PGR: Pinto Monteiro considera que Mário Gomes Dias é "o homem certo no lugar certo"

03.01.2007 - 13:32 Por Lusa
O procurador-geral da República (PGR), Pinto Monteiro, disse hoje, na tomada de posse de Mário Gomes Dias como vice-PGR, que este “é o homem certo, no lugar certo, no momento certo”.
O magistrado Mário Gomes Dias tomou hoje posse como vice-procurador-geral da república, depois de ter sido eleito para o cargo, à segunda tentativa, pelo Conselho Superior do Ministério Público (CSMP), a 3 de Novembro de 2006.

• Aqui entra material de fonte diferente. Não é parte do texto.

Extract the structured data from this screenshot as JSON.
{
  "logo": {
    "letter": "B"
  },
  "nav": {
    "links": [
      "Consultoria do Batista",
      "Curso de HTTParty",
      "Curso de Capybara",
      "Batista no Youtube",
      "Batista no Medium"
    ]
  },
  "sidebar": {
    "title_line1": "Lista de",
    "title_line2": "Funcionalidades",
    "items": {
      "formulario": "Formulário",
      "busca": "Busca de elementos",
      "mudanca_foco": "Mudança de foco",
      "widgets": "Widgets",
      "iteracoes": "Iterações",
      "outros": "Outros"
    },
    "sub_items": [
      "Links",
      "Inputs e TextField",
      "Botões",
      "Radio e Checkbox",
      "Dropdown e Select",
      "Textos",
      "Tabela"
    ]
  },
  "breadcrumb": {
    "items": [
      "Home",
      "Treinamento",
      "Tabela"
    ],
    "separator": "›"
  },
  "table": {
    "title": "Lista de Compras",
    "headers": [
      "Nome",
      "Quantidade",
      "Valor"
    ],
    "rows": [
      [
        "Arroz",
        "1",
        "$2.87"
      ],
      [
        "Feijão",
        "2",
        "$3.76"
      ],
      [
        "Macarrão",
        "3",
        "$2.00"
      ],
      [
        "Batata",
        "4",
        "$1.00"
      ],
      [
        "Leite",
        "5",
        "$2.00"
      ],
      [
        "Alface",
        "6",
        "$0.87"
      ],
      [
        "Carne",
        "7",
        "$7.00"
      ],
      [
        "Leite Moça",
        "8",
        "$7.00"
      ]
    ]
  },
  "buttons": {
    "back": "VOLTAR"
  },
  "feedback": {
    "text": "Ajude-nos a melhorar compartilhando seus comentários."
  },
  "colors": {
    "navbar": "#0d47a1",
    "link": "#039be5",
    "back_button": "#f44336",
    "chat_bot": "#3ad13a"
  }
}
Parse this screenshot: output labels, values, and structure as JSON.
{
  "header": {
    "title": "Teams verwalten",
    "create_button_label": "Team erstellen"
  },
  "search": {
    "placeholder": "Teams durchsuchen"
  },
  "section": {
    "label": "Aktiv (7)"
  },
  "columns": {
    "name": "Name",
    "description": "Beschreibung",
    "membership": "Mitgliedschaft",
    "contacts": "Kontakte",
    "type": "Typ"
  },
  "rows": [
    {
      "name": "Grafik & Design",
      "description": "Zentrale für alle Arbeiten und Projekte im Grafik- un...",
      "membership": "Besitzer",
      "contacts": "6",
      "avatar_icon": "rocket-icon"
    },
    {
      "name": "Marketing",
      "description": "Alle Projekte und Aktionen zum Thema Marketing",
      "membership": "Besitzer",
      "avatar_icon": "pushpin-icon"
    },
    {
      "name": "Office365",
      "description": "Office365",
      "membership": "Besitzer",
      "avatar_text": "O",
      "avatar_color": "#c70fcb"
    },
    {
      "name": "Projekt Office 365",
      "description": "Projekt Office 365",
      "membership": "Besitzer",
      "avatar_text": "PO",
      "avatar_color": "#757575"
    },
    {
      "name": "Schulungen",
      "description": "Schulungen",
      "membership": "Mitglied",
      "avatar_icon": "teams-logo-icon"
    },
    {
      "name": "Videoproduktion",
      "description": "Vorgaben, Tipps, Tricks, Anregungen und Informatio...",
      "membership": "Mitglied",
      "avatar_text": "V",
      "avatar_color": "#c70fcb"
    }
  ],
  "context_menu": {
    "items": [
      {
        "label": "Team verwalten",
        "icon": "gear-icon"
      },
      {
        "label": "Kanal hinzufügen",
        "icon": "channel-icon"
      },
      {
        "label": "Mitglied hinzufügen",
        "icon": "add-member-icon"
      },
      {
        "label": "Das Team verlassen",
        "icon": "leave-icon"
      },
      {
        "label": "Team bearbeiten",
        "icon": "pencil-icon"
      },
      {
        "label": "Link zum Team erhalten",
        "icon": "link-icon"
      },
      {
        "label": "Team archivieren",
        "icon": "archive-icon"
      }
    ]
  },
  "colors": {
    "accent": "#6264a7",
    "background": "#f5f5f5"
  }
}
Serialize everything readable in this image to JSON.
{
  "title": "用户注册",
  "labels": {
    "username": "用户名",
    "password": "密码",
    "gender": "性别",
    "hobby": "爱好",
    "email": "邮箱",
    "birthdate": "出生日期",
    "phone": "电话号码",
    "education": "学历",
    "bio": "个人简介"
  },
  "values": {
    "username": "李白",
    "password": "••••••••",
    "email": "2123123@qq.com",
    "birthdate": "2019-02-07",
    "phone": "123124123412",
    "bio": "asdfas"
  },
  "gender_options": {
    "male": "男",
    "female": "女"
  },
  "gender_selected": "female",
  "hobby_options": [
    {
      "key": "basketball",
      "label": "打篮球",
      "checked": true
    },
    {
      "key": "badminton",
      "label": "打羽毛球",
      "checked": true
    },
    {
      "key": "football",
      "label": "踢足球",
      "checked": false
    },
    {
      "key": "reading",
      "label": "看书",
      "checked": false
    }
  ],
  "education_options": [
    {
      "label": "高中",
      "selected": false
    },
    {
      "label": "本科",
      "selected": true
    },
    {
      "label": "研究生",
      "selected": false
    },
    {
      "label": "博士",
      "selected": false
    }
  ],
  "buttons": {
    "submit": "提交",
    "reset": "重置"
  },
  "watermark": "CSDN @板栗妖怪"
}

Mário Gomes Dias foi eleito com oito votos a favor, cinco contra e dois brancos, depois de Pinto Monteiro ter solicitado ao Conselho Superior do Ministério Público que reapreciasse a nomeação de Mário Gomes Dias, que na votação realizada a 17 de Outubro havia sido rejeitado por nove votos contra oito.
Na cerimónia, o PGR repetiu algumas ideias avançadas na sua própria tomada de posse, nomeadamente sobre a questão da corrupção.
"É fácil constatar que existe hoje, não só da parte do Ministério Público, mas também dos órgãos de soberania uma vontade firme de lutar contra o fenómeno [corrupção]" afirmou Pinto Monteiro.
Mais de 20 anos na Administração Interna
Mário Gomes Dias desempenhava as funções de auditor jurídico no Ministério da Administração Interna há mais de 20 anos (desde 1983) e do seu currículo faz ainda parte uma passagem pela Directoria de Lisboa da Polícia Judiciária (PJ).
Gomes Dias foi inicialmente rejeitado por um voto de diferença (nove contra oito) a 17 de Outubro, tendo sido invocado o facto de alegadamente estar afastado há mais de duas décadas da realidade dos tribunais e do Ministério Público.
Como auditor jurídico do MAI deu parecer (no sentido da aposentação compulsiva) no processo disciplinar instaurado ao presidente do Sindicato dos Profissionais da Polícia, António Ramos, pelo teor das críticas ao primeiro-ministro, José Sócrates.
Nome associado ao negócio do SIRESP
O nome do magistrado, contestado por alguns sectores do Ministério Público foi também associado ao negócio do SIRESP (comunicações entre as forças policiais), decidido no final da anterior legislatura pelo então ministro Daniel Sanches (após um "parecer verbal" de Mário Dias Gomes) e cancelado pelo actual ministro da Administração Interna, António Costa (e entretanto renegociado).
Mário Gomes Dias sucedeu no cargo a Agostinho Homem, depois de Pinto Monteiro ter rendido Souto Moura como procurador-geral da República.
Agostinho Homem e Souto Moura não compareceram à tomada de posse de Mário Gomes Dias, devido às cerimónias fúnebres de Melo Sampaio, antigo procurador-geral distrital de Coimbra.